5G networks can support the synchronization of a large number of connections, and users can wear a connected health, safety monitor on a regular basis, providing continuous information about heart rate, blood pressure, temperature, stress level, location, and it will sound an alarm in the event of a fall or attack. All of this information helps to help individuals monitor their status, taking advantage of enhanced health insurance plans, predictive healthcare, and personal safety solutions. Smart platforms can use machine learning to help clinicians find patterns in medical data so they can intervene early and help patients take preventative measures, such as changing their diet and getting more exercise.
In the healthcare industry, because 5G can provide constant connectivity, managers can maximize scarce resources and ensure clinics do not run out of critical drugs and equipment. Today, medical professionals are largely constrained by the location of their doctors, and with the tactile internet, it may be possible to diagnose anytime, anywhere.
Phil Skipper, Head of IoT Business Development at Vodafone, said: “In many connected healthcare applications, we are ready to use 4G. 5G can bring vital health services to another level, vital diagnostics, video consultations, patient monitoring It can be done in real-time, from a mobile device with deterministic capabilities.

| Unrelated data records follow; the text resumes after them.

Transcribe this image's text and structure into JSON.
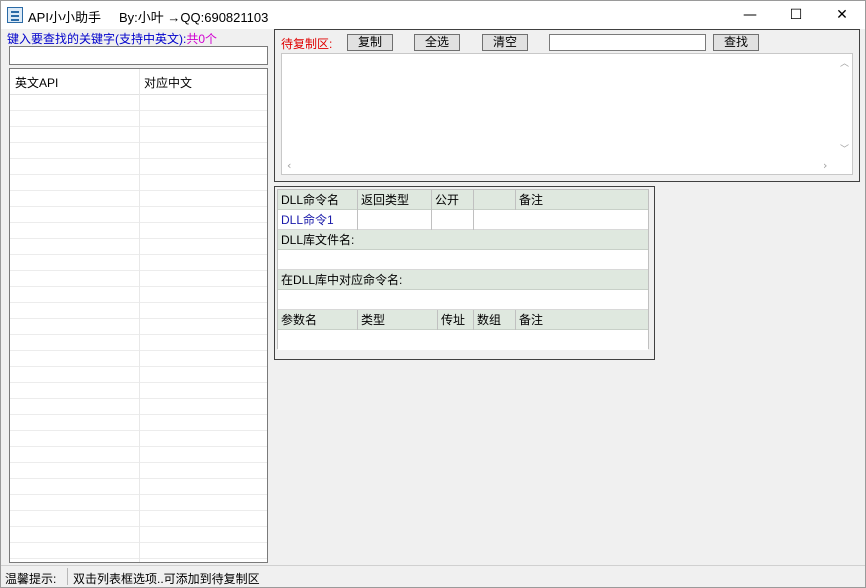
{
  "window": {
    "title": "API小小助手     By:小叶 →QQ:690821103",
    "minimize": "—",
    "maximize": "☐",
    "close": "✕"
  },
  "search": {
    "label": "键入要查找的关键字(支持中英文):",
    "count": "共0个",
    "value": ""
  },
  "api_list": {
    "columns": [
      "英文API",
      "对应中文"
    ],
    "rows": []
  },
  "copy_area": {
    "label": "待复制区:",
    "copy_button": "复制",
    "select_all_button": "全选",
    "clear_button": "清空",
    "find_value": "",
    "find_button": "查找",
    "content": ""
  },
  "dll_table": {
    "header1": [
      "DLL命令名",
      "返回类型",
      "公开",
      "",
      "备注"
    ],
    "row1": [
      "DLL命令1",
      "",
      "",
      ""
    ],
    "lib_label": "DLL库文件名:",
    "lib_value": "",
    "cmd_label": "在DLL库中对应命令名:",
    "cmd_value": "",
    "param_header": [
      "参数名",
      "类型",
      "传址",
      "数组",
      "备注"
    ]
  },
  "status_bar": {
    "label": "温馨提示:",
    "text": "双击列表框选项..可添加到待复制区"
  }
}
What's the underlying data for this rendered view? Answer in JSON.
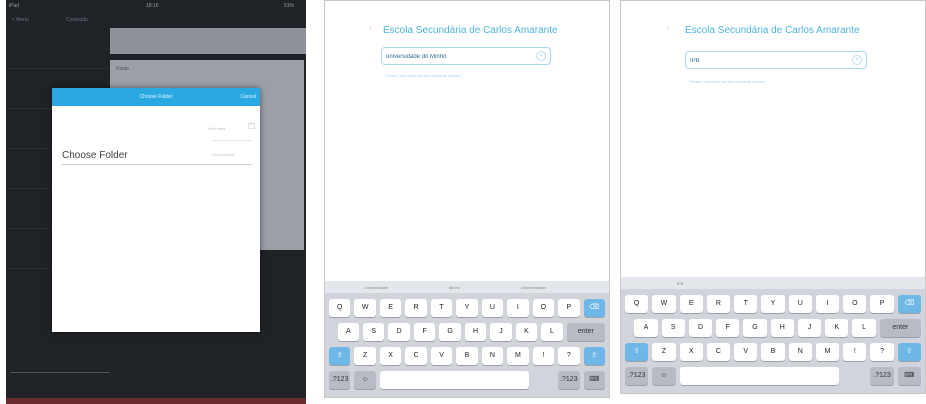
{
  "panel1": {
    "status_left": "iPad",
    "status_time": "18:16",
    "status_battery": "51%",
    "nav_back": "< Menu",
    "nav_section": "Conteúdo",
    "card_label": "Pasta",
    "modal": {
      "title": "Choose Folder",
      "cancel": "Cancel",
      "faint_label_1": "Nenhuma",
      "faint_label_2": "Documentos",
      "field_label": "Choose Folder"
    },
    "colors": {
      "modal_header": "#2aa8e2",
      "background": "#1f2226"
    }
  },
  "panel2": {
    "school": "Escola Secundária de Carlos Amarante",
    "input_value": "universidade do Minho",
    "hint": "Please hold while we find available classes",
    "suggestions": [
      "Universidade",
      "Minho",
      "Universidades"
    ]
  },
  "panel3": {
    "school": "Escola Secundária de Carlos Amarante",
    "input_value": "IPB",
    "hint": "Please hold while we find available classes",
    "suggestions": [
      "IPB"
    ]
  },
  "keyboard": {
    "row1": [
      "Q",
      "W",
      "E",
      "R",
      "T",
      "Y",
      "U",
      "I",
      "O",
      "P"
    ],
    "row2": [
      "A",
      "S",
      "D",
      "F",
      "G",
      "H",
      "J",
      "K",
      "L"
    ],
    "row3": [
      "Z",
      "X",
      "C",
      "V",
      "B",
      "N",
      "M",
      "!",
      "?"
    ],
    "enter": "enter",
    "numbers": ".?123",
    "shift_icon": "shift-icon",
    "delete_icon": "delete-icon",
    "globe_icon": "emoji-icon",
    "hide_icon": "keyboard-hide-icon"
  },
  "colors": {
    "accent": "#4fb3e2",
    "keyboard_bg": "#d1d5db"
  }
}
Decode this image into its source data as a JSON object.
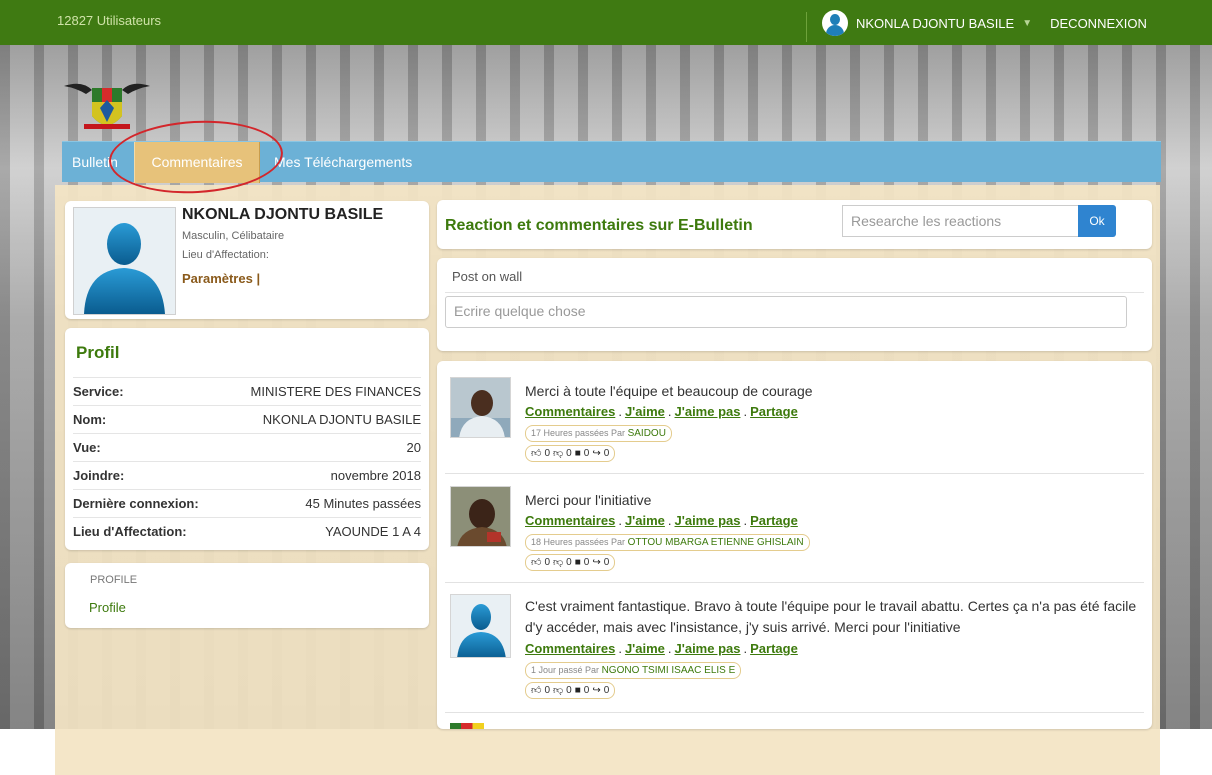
{
  "topbar": {
    "users_count": "12827 Utilisateurs",
    "user_name": "NKONLA DJONTU BASILE",
    "logout": "DECONNEXION"
  },
  "nav": {
    "bulletin": "Bulletin",
    "comments": "Commentaires",
    "downloads": "Mes Téléchargements"
  },
  "user_card": {
    "name": "NKONLA DJONTU BASILE",
    "meta": "Masculin, Célibataire",
    "affectation_label": "Lieu d'Affectation:",
    "settings": "Paramètres |"
  },
  "profile": {
    "title": "Profil",
    "rows": [
      {
        "k": "Service:",
        "v": "MINISTERE DES FINANCES"
      },
      {
        "k": "Nom:",
        "v": "NKONLA DJONTU BASILE"
      },
      {
        "k": "Vue:",
        "v": "20"
      },
      {
        "k": "Joindre:",
        "v": "novembre 2018"
      },
      {
        "k": "Dernière connexion:",
        "v": "45 Minutes passées"
      },
      {
        "k": "Lieu d'Affectation:",
        "v": "YAOUNDE 1 A 4"
      }
    ]
  },
  "side_menu": {
    "header": "PROFILE",
    "link": "Profile"
  },
  "feed_header": {
    "title": "Reaction et commentaires sur E-Bulletin",
    "search_placeholder": "Researche les reactions",
    "ok": "Ok"
  },
  "post_box": {
    "label": "Post on wall",
    "placeholder": "Ecrire quelque chose"
  },
  "actions": {
    "comments": "Commentaires",
    "like": "J'aime",
    "dislike": "J'aime pas",
    "share": "Partage",
    "sep": "."
  },
  "posts": [
    {
      "text": "Merci à toute l'équipe et beaucoup de courage",
      "time": "17 Heures passées Par",
      "author": "SAIDOU",
      "likes": "0",
      "dislikes": "0",
      "comments": "0",
      "shares": "0"
    },
    {
      "text": "Merci pour l'initiative",
      "time": "18 Heures passées Par",
      "author": "OTTOU MBARGA ETIENNE GHISLAIN",
      "likes": "0",
      "dislikes": "0",
      "comments": "0",
      "shares": "0"
    },
    {
      "text": "C'est vraiment fantastique. Bravo à toute l'équipe pour le travail abattu. Certes ça n'a pas été facile d'y accéder, mais avec l'insistance, j'y suis arrivé. Merci pour l'initiative",
      "time": "1 Jour passé Par",
      "author": "NGONO TSIMI ISAAC ELIS E",
      "likes": "0",
      "dislikes": "0",
      "comments": "0",
      "shares": "0"
    }
  ],
  "colors": {
    "topbar": "#3f7a12",
    "nav": "#6cb1d6",
    "nav_active": "#e7c27a",
    "accent_green": "#3d7a0d",
    "highlight": "#d3262b"
  }
}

An example of this is the 5G connected ambulance we demonstrated in Milan, which utilizes 5G’s ultra-stable properties to enable critical medical interventions on the move.”
AT&T believes that with edge computing, healthcare facilities can quickly process and transmit extremely data-sensitive images between devices in an examination room. In a press release, AT&T quoted Rush University Medical Center expert Shafiq Rab as saying: “The healthcare system uses a lot of network processing power, and 5G will be a turning point in the use of mobile networks in patient care. Access to edge computing (MEC), the potential introduction of robotics, and the increased prevalence of telemedicine are two areas we are ready to explore. Ultimately, we are all about delivering better outcomes for patients. 5G combined with MEC can lay the groundwork , provide better services for patients and enhance the quality of care.”
With extremely responsive connectivity, clinicians can even remotely control a robot next to a patient to examine the body with full audio visual and haptic feedback technology. With 5G, surgeons can perform remote surgery with specialized robots. Although the first telesurgery was performed as early as 2001, due to the limitations of robots and the immature underlying communication technology, telesurgery is still quite rare.